I'm attempting to use the prune_graph.pl
script to prune tightly linked SNPs but am having a bit of trouble getting it to run. I generated pairwise LD estimates using ngsLD
using the following command:
( NUM_SITES=$(cat {input.pos} | wc -l) &&
ngsLD --geno {input.gls} \
--pos {input.pos} \
--n_ind 120 \
--n_sites $NUM_SITES \
--probs \
--n_threads {threads} \
--max_kb_dist 25 | gzip --best > {output} ) 2> {log}
The command completed successfully and generated an output file that looks like:
CM019101.1:17081 CM019101.1:17090 9 0.918051 0.012626 0.999931 0.999790
CM019101.1:16935 CM019101.1:16936 1 0.995387 0.005696 0.999970 0.999938
CM019101.1:17066 CM019101.1:17069 3 0.953309 0.012726 0.999920 0.999804
CM019101.1:17021 CM019101.1:17030 9 0.999206 0.004410 0.999969 0.999937
CM019101.1:16936 CM019101.1:16995 59 0.189878 -0.000047 0.999991 0.000047
CM019101.1:17063 CM019101.1:17066 3 0.058000 0.007546 0.999666 0.024693
CM019101.1:16935 CM019101.1:16995 60 0.183163 -0.000047 0.999992 0.000047
CM019101.1:16995 CM019101.1:17012 17 0.119669 -0.000512 0.999998 0.000547
CM019101.1:17066 CM019101.1:17078 12 0.819614 0.012485 0.999938 0.999816
CM019101.1:17090 CM019101.1:17114 24 0.611619 0.012602 0.999971 0.999765
Using the supplementary material from the ngsLD
paper as a template, I'm running the following command to perform the pruning using the output from ngsLD
as input:
zcat {input} | cut -f 1,3,5- | perl /opt/bin/prune_graph.pl \
--max_kb_dist 25 \
--min_weight 0.5 | sort -V > {output}
However, I'm receiving the following error:
### Reading data from -
ERROR: invalid entry in input file - line 1:
The error persists even if I don't read the file from STDIN but instead pass the contents of zcat {input} | cut -f 1,3,5-
to the --in_file
argument to prune_graph.pl
For reference, I am running these commands inside of a singularity container (see HERE) where ngsLD
has been installed.
Any idea what might be going on?
Thanks!
The issue was that cut -f 1,3,5-
is not needed; the input file can be piped to prune_graph.pl
as-is and the script will use the 7th column of the input file (i.e., EM estimation of r2) as its measure of LD (by default).
Including cut -f 1,3,5-
resulted in fewer than 7 columns in the input file, hence the error above.

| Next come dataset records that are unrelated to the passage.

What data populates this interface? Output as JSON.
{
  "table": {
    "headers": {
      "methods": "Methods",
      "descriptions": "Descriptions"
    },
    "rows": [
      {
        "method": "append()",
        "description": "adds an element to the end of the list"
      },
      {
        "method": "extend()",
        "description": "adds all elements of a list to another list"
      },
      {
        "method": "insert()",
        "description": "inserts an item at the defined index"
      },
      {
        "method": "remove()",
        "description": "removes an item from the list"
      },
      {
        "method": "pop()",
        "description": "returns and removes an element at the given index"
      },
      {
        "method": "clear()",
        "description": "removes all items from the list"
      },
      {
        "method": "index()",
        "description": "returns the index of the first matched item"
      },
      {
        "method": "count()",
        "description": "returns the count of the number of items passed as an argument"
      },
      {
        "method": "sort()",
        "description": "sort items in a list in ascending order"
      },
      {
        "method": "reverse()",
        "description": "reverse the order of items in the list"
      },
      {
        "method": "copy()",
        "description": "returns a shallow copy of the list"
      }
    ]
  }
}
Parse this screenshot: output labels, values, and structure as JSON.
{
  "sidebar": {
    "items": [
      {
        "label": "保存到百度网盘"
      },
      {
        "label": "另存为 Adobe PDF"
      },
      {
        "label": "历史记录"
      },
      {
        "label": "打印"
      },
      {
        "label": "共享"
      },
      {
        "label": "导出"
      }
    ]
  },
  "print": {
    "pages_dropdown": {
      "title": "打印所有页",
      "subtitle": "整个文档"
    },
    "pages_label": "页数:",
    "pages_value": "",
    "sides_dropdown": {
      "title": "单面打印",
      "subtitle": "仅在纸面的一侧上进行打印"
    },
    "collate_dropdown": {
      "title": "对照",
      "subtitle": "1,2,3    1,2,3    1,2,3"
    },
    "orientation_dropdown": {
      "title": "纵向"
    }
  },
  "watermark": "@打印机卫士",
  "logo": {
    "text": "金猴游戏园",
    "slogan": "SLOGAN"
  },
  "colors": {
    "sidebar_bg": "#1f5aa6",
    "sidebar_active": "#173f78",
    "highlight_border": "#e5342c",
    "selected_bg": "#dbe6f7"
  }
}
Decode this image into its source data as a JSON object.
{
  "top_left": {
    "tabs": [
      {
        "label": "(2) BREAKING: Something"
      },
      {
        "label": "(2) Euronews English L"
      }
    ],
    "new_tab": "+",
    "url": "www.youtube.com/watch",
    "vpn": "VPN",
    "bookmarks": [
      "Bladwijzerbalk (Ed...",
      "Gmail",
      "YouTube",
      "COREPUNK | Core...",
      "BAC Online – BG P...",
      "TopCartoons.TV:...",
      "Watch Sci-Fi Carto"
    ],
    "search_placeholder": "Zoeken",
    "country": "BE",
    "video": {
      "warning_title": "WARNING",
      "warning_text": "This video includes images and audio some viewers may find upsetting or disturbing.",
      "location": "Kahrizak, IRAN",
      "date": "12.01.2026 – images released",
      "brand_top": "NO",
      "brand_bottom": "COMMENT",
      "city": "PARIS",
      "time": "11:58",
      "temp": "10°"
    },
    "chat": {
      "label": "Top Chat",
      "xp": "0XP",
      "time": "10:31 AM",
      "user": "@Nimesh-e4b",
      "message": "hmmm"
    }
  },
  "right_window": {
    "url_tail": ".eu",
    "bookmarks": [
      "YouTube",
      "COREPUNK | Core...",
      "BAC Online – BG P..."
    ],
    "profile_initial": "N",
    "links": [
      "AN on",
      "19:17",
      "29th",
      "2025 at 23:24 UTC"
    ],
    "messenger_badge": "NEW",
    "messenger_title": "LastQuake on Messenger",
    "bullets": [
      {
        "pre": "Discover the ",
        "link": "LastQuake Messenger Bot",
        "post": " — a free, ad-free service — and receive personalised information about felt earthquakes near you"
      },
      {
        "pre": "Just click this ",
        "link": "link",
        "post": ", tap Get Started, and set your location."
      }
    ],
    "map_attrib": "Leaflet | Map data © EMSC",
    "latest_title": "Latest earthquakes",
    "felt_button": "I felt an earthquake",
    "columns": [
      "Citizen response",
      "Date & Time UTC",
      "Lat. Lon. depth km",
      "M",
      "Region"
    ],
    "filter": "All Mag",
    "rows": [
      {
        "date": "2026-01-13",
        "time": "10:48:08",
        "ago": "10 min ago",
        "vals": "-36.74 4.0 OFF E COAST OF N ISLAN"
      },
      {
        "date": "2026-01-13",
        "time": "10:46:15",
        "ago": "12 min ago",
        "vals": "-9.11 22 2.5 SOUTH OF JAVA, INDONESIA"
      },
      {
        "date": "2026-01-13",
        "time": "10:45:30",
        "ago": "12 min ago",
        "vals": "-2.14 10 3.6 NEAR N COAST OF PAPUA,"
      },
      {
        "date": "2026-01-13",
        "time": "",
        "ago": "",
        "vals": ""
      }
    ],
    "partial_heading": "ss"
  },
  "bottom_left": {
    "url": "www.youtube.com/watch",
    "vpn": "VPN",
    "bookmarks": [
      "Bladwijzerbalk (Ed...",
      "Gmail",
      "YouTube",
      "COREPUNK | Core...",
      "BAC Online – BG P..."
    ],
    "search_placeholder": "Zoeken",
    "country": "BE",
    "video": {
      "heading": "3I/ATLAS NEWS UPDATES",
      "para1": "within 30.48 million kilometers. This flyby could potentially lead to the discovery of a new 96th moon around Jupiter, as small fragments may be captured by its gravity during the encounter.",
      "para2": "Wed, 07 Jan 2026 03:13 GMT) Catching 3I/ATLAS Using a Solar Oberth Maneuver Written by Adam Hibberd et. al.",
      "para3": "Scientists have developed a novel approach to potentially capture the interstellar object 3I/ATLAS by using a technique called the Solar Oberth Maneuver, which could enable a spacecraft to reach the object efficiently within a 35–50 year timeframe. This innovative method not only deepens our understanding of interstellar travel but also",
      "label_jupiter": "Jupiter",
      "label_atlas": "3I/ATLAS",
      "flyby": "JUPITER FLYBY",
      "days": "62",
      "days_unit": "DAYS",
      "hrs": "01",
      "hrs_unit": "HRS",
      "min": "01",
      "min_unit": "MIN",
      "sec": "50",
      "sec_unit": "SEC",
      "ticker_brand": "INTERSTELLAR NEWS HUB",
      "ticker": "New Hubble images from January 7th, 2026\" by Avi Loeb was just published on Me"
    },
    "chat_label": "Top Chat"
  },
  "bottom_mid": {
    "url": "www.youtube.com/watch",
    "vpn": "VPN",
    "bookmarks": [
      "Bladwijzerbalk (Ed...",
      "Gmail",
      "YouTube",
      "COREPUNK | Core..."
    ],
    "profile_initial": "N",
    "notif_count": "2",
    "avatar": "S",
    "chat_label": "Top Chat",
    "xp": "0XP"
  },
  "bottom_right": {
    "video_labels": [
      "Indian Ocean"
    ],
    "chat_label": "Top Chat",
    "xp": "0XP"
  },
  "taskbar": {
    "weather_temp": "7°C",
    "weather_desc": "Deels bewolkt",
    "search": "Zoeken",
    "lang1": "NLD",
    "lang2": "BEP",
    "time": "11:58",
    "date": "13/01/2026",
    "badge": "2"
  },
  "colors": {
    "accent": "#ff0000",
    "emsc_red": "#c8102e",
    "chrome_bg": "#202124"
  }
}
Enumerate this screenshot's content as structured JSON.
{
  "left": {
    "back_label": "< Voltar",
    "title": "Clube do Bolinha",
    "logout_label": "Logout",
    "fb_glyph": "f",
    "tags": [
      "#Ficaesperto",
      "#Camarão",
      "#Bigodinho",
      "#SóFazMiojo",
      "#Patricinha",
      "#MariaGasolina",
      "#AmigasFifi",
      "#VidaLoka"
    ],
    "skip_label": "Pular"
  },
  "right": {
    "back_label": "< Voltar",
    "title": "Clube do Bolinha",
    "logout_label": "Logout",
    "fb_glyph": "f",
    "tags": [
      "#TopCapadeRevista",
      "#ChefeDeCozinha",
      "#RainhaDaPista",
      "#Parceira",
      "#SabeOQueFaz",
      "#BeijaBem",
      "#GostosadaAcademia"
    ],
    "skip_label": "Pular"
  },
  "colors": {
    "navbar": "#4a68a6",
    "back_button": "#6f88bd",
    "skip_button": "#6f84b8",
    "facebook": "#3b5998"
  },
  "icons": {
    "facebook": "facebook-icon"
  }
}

I opted to remove cut -f 1,3,5-
, though prune_graph.pl
also allows the column with LD weights to be specified manually by passing the --field-weight
argument.
Feel free to close this issue.
Hi James,
thanks for reporting back that you found the solution.
Where did you see that cut
command example?
Hey sorry I missed this. I saw the cut
command on page 16 of the manuscript's supplement.